His ideas were essential to the Kurdish Women’s Protection Units (YPJ) – without him they may never have come into being.
But there was another important victory – The Social Contract of the Democratic Federal System of Northern Syria had been ratified by Syrian Democratic Council: its goals focus on women’s rights such as coleading towns under its jurisdiction with free will ensured within family life; while providing punishment for violence discrimination or manipulation made against any women during their fight for liberation from oppressors like ISIS.
Women like Azeema, Rojda, Nowruz and Znarin have fought hard for this victory – rising up as snipers and field commanders – proving that not just men but women too can make courageous sacrifices for freedom and justice for their people.
The celebration continues after a resilient battle – But one fight is ending as another just begins – as these brave warriors ensure more victories in the future by continuing their fight for equal rights around them.
At the end of the day, The Daughters of Kobani is a story about Kurdish resilience in Northeast Syria.
The women in the story, Nowruz, Znarin, Azeema, and Rojda fight for their rights even in the midst of conflict.

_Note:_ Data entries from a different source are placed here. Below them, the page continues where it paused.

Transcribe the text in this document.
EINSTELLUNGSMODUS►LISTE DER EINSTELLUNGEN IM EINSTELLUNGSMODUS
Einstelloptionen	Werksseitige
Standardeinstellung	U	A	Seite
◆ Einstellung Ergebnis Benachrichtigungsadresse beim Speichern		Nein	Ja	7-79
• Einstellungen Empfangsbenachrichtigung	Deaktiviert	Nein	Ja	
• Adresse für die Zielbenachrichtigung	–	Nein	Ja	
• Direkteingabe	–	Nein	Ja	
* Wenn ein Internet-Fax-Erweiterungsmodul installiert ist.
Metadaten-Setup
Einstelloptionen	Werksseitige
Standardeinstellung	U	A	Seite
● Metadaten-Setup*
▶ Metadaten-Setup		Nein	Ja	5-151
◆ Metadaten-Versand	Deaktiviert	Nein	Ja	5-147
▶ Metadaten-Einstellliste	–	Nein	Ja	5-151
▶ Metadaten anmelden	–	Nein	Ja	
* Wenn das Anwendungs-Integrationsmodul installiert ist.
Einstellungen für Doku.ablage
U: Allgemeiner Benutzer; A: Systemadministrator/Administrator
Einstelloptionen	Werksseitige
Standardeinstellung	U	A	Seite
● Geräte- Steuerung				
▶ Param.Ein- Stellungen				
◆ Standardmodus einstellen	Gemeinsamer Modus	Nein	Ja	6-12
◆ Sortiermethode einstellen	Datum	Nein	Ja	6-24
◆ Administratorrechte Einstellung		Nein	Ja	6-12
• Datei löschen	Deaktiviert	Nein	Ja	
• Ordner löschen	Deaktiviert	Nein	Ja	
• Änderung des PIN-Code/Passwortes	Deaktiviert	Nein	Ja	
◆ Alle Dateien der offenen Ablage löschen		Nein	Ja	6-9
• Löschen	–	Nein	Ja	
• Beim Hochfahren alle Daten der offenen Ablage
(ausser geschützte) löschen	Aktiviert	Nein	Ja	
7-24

The narrative follows SDF’s defeat of ISIS forces in Raqqa and their later fight against Turkish forces who launched an aggressive attack on Kurdish-majority cities.
Although U.S soldiers remain in parts of northeastern Syria to assist with negotiations, it remains unclear what the future holds for these areas and its people.
What is clear though is that no matter what, the Kurdish women here will continue to fight for their rights and freedom These four remarkable women have demonstrated that they are capable of taking control of their own lives and making lasting change even amid difficult circumstances.